You can't really do better than "Free", so they must want Apple to pay them extra $$$.
I still don't get why National Public Radio is using Video formats for audio streams... why not just use some freakin' MP3? This is national and public right? Does it really need to be DRM'd?
Again... what is so hard about offering an mp3 stream? Then everyone could listen to it with any player they want.
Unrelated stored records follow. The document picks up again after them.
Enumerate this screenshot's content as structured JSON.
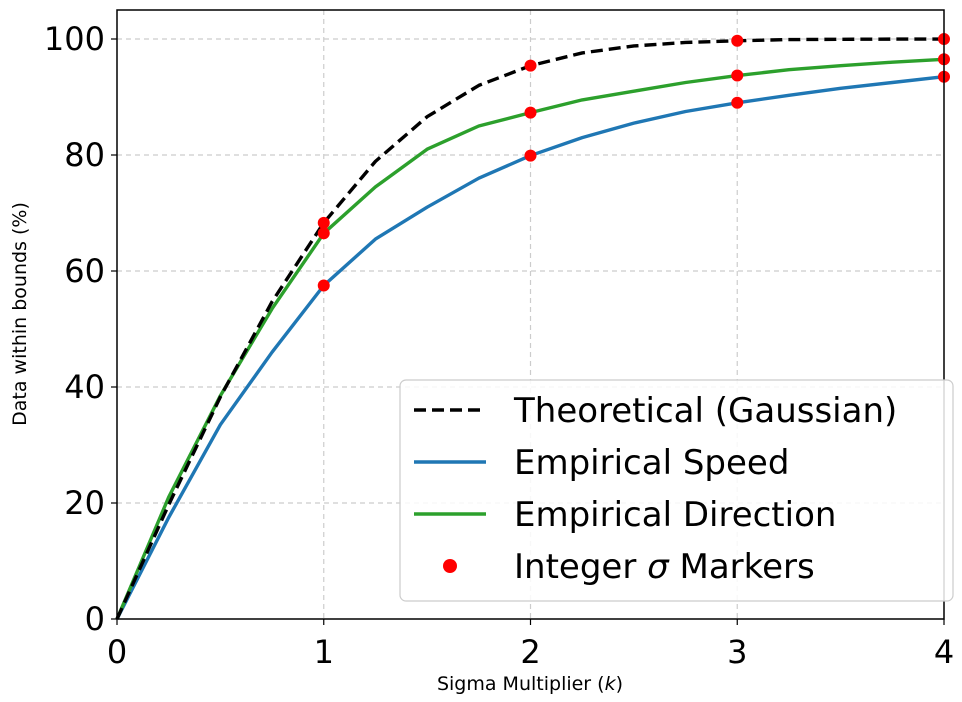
{
  "chart_data": {
    "type": "line",
    "xlabel": "Sigma Multiplier ($k$)",
    "ylabel": "Data within bounds (%)",
    "xlim": [
      0,
      4
    ],
    "ylim": [
      0,
      105
    ],
    "x_ticks": [
      0,
      1,
      2,
      3,
      4
    ],
    "y_ticks": [
      0,
      20,
      40,
      60,
      80,
      100
    ],
    "grid": true,
    "legend_position": "lower-right",
    "series": [
      {
        "name": "Theoretical (Gaussian)",
        "color": "#000000",
        "style": "dashed",
        "x": [
          0,
          0.25,
          0.5,
          0.75,
          1,
          1.25,
          1.5,
          1.75,
          2,
          2.25,
          2.5,
          2.75,
          3,
          3.25,
          3.5,
          3.75,
          4
        ],
        "y": [
          0,
          19.7,
          38.3,
          54.7,
          68.3,
          78.9,
          86.6,
          92.0,
          95.4,
          97.6,
          98.8,
          99.4,
          99.7,
          99.9,
          99.95,
          99.98,
          99.99
        ]
      },
      {
        "name": "Empirical Speed",
        "color": "#1f77b4",
        "style": "solid",
        "x": [
          0,
          0.25,
          0.5,
          0.75,
          1,
          1.25,
          1.5,
          1.75,
          2,
          2.25,
          2.5,
          2.75,
          3,
          3.25,
          3.5,
          3.75,
          4
        ],
        "y": [
          0,
          17.5,
          33.5,
          46.0,
          57.5,
          65.5,
          71.0,
          76.0,
          79.9,
          83.0,
          85.5,
          87.5,
          89.0,
          90.3,
          91.5,
          92.5,
          93.5
        ]
      },
      {
        "name": "Empirical Direction",
        "color": "#2ca02c",
        "style": "solid",
        "x": [
          0,
          0.25,
          0.5,
          0.75,
          1,
          1.25,
          1.5,
          1.75,
          2,
          2.25,
          2.5,
          2.75,
          3,
          3.25,
          3.5,
          3.75,
          4
        ],
        "y": [
          0,
          21.0,
          38.5,
          53.5,
          66.5,
          74.5,
          81.0,
          85.0,
          87.3,
          89.5,
          91.0,
          92.5,
          93.7,
          94.7,
          95.4,
          96.0,
          96.5
        ]
      }
    ],
    "markers": {
      "name": "Integer $\\sigma$ Markers",
      "color": "#ff0000",
      "points": [
        {
          "x": 1,
          "y": 68.3
        },
        {
          "x": 1,
          "y": 66.5
        },
        {
          "x": 1,
          "y": 57.5
        },
        {
          "x": 2,
          "y": 95.4
        },
        {
          "x": 2,
          "y": 87.3
        },
        {
          "x": 2,
          "y": 79.9
        },
        {
          "x": 3,
          "y": 99.7
        },
        {
          "x": 3,
          "y": 93.7
        },
        {
          "x": 3,
          "y": 89.0
        },
        {
          "x": 4,
          "y": 99.99
        },
        {
          "x": 4,
          "y": 96.5
        },
        {
          "x": 4,
          "y": 93.5
        }
      ]
    }
  }
}
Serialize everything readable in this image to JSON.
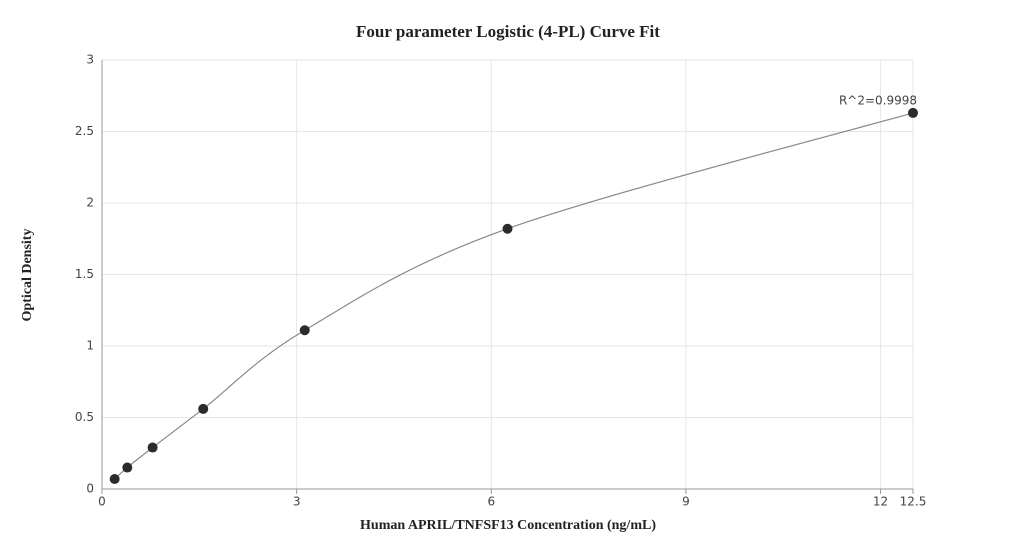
{
  "chart_data": {
    "type": "scatter",
    "title": "Four parameter Logistic (4-PL) Curve Fit",
    "x_label": "Human APRIL/TNFSF13 Concentration (ng/mL)",
    "y_label": "Optical Density",
    "annotation": "R^2=0.9998",
    "x": [
      0.195,
      0.39,
      0.78,
      1.56,
      3.125,
      6.25,
      12.5
    ],
    "values": [
      0.07,
      0.15,
      0.29,
      0.56,
      1.11,
      1.82,
      2.63
    ],
    "color": "#2b2b2b",
    "line_color": "#888888",
    "xlim": [
      0,
      12.5
    ],
    "xticks": [
      0,
      3,
      6,
      9,
      12,
      12.5
    ],
    "ylim": [
      0,
      3
    ],
    "yticks": [
      0,
      0.5,
      1,
      1.5,
      2,
      2.5,
      3
    ],
    "grid": true
  }
}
A fool throws a stone into a well and a thousand sages can not remove it.
I didn't even know they offered a Quicktime stream. Everything on their Web site is done with RealAudio...
NPR has a strange history of alienating people. For example, a snippet on Cory Doctorow's site boingboing from last June, then featured on TechTV's The Screensavers, told a strange story of NPR not allowing people to place an NPR link on their web site:
Examples of such "inappropriate" links include "certain kinds of commercial linking," [an NPR spokesperson] said.
"For example, if Salon.com writes a story about NPR and links to us, that would be fine," because the online magazine wouldn't be using the NPR link for its commercial benefit. "But what wouldn't be fine is if someone sets up a business to link to us and profit from that" -- for example, if someone sets up an online "radio station" whose main content was NPR's programs.
Pretty weird, huh? How exactly would anyone see any "commercial benefit" from letting their readers link to NPR? By that definition, ANYONE could be suspect of profiting from the link.
Wake up, NPR. Now Quicktime? Do you you all just hate the world?
Mr. Bond, they have a saying in Chicago: Once is happenstance. Twice is coincidence. The third time is enemy action.